Translators Ainsley Morse and Anna Halberstadt present their bilingual edition of Maria Galina’s poetry and diaries (Cicada Press, 2024) written in Odesa during the first six months of the Russia-Ukraine war. 

"Maria Galina’s poems, completed on the brink of Russia’s all-out attack on Ukraine, capture a particular moment of Russophone poetry. Readers are to face instances of poems written on the edge, capturing the moment before in extremis, pulsating with unease and disbelief, and therefore, or because of that, offering all kinds of unforeseen experiments, shifts, and transgressions." -- Ostap Kin

Maria Galina is a prose writer, poet, literary translator, and literary critic who incorporates strong elements of fantasy and myth into her writings. She is a marine biologist by education. Born in the Soviet Union in Kalinin (now known as Tver), Galina grew up in Soviet Ukraine and studied biology in Odesa. She also studied salmon in Bergen, Norway, in the early 1990s. She lived and worked in Moscow for decades, but as of February 2022 lives in Ukraine (Odesa). She made her debut as a published fiction writer in the late nineties, and her first poems appeared in national publications in 1993. Galina has gone on to publish several other novels, including Malaya Glusha (L’Organization), Mole-Crickets, and Autochthons. Galina has received prizes for her poetry, which has been translated into many languages. Communiqués is her first book of poetry in English translation. She is also a literary critic who worked for years in the literary criticism department of the prestigious “thick” literary journal Novyi mir.

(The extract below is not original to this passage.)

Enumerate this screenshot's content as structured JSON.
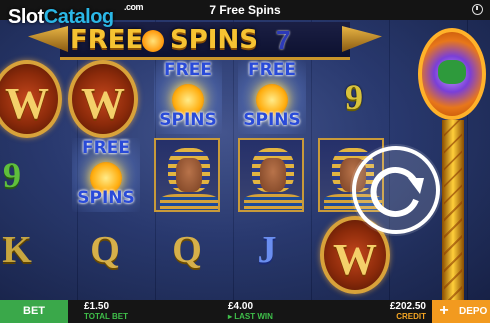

Ainsley Morse teaches in East European, Eurasian and Russian Studies and Comparative Literature at Dartmouth College and translates from Russian, Ukrainian and Bosnian/Croatian/Serbian. Anna Halberstadt, born and raised in Vilnius, Lithuania, is a NYC-based psychologist, poet and translator. 

Directions: at the reception desk of the Hunter West Building, please present your ID to get a pass. From there, take the escalator one floor down, turn around and look for Chanin Language Center. Room B126 is to your right through the door and up the stairs.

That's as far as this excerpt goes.